In silico genomic insights into bacteriophages infecting ESBL-producing Escherichia coli from human, animal, and environmental sources

Background: The emergence of antimicrobial resistance (AMR) in Escherichia coli, particularly extended-spectrum beta-lactamase-producing E. coli (ESBL-EC), is a global public health concern. Bacteriophages (phages) play a significant role in bacterial evolution and the spread of antibiotic resistance genes (ARGs). This study investigates prophages integrated within ESBL-EC genomes to assess their diversity, gene content, and potential contributions to ESBL-EC persistence across human, animal, and environmental reservoirs. Between May and December 2020, a cross-sectional study was conducted in Abuja and Lagos, collecting 448 stool, cecal, and environmental samples from abattoir workers, slaughtered cattle, and the abattoir environment. ESBL-EC genomes from these samples, obtained in an earlier study, were analyzed for phage regions using PHASTER. Intact prophages were analyzed in silico using computational tools to detect ARGs, ESBL genes, virulence factors, and heavy metal resistance. Their genomic relationships were examined with statistical significance of p < 0.05.

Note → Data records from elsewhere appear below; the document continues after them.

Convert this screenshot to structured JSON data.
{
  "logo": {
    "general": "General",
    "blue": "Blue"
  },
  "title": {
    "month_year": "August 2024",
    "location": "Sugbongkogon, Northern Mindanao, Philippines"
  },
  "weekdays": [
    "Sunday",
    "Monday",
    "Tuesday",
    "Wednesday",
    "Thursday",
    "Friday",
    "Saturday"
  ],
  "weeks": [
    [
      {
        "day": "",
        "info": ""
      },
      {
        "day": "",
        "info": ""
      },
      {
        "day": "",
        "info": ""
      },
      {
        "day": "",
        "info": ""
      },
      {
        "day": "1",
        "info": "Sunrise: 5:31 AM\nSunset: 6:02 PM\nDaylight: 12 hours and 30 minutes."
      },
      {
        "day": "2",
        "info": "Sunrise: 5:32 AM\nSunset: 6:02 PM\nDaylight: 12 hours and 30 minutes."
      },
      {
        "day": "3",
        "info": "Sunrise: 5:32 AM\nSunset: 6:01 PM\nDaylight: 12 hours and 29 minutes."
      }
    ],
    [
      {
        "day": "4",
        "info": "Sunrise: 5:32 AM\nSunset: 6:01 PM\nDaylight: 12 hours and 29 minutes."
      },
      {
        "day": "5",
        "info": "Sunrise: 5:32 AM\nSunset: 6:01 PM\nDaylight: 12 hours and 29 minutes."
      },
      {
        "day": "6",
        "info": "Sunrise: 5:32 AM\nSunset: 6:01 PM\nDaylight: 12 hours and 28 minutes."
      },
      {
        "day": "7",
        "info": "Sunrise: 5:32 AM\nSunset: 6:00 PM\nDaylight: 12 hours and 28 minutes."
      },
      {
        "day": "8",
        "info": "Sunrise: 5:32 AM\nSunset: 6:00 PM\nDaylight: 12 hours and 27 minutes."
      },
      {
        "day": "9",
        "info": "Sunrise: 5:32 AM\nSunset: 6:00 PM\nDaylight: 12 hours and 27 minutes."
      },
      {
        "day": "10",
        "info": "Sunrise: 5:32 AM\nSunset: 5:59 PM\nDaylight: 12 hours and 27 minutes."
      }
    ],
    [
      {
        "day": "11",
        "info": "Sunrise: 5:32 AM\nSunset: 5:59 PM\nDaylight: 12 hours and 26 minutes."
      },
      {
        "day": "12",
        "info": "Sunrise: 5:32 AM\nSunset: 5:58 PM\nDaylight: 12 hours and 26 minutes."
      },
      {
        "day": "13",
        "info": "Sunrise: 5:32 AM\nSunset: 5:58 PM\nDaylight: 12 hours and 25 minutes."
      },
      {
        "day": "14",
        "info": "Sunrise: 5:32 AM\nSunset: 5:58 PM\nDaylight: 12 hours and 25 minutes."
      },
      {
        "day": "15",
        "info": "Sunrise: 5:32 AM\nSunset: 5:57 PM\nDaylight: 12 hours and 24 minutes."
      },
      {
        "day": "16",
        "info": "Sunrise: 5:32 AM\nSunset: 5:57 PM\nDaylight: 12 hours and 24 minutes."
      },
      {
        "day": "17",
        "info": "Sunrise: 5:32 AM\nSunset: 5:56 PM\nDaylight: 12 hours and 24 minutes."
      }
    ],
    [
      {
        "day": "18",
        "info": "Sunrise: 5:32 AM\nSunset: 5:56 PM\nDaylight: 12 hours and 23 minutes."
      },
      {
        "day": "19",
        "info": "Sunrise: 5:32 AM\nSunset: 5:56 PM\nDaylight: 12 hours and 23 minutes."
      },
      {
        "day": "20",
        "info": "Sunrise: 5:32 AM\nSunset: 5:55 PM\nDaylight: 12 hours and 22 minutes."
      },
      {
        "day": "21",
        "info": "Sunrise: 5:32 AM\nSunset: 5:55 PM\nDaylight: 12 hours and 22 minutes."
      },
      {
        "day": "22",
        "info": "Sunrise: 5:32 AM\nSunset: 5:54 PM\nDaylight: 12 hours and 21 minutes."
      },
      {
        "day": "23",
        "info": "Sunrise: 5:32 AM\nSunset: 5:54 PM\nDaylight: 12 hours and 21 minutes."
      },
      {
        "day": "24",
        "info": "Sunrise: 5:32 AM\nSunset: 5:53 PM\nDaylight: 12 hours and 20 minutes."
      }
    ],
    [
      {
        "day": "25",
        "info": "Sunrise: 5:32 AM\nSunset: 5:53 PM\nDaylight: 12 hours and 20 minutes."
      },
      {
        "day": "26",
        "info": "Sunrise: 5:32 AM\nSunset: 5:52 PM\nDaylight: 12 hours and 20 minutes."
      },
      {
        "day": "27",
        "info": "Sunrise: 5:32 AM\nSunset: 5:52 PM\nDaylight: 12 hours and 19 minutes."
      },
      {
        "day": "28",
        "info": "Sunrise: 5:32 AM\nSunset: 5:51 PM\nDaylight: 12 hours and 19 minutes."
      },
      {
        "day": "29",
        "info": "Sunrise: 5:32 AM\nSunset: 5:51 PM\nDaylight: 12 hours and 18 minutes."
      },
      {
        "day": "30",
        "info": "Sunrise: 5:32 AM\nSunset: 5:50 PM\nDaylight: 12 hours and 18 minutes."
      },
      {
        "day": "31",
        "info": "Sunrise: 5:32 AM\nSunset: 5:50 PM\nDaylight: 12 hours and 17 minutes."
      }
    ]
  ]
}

Results: Out of 448 samples, ESBL-EC prevalence was 21.7% (97/448). Among 97 ESBL-EC isolates, 646 prophage regions were detected, with 30% (194/646) classified as intact phages. Among the 158 phages with genus assignments, Punavirus was the most prevalent (60.1%). Escherichia was the most frequent predicted host (308/646), particularly in cattle (n = 143) and human (n = 124) sources. Among ESBL-EC genomes, 83.5% (81/97) with intact phages carried phage-associated ARGs, 76.3% (74/97) carried phage-associated ESBL genes, 18.6% (18/97) harbored phage-associated virulence factors, 15.5% (15/97) contained phage-associated plasmids, and 10.3% (10/97) had heavy metal resistance. The most prevalent phage-associated ARGs detected were qnrS1 (73/81) and bla_CTX-M-15 (72/81). Two isolates recovered from abattoir workers carried two phage-like plasmids, each harboring either tet(A) or bla_CTX-M-55 gene. The predominant phage lifestyles were temperate (n = 182), mainly in the Peduoviridae family, and lytic (n = 12) in the Punavirus genus.
Conclusion: This is the first study in Nigeria to characterize phages in ESBL-EC isolates at the One Health interface. The presence of intact phages in humans, animals, and the environment underscores the complex interactions shaping phage ecology. The discovery of ARGs, virulence genes, and heavy metal resistance within prophages suggests a potential role in AMR dissemination. Future research should focus on elucidating mechanisms of ARG transfer mediated by phages in One Health settings.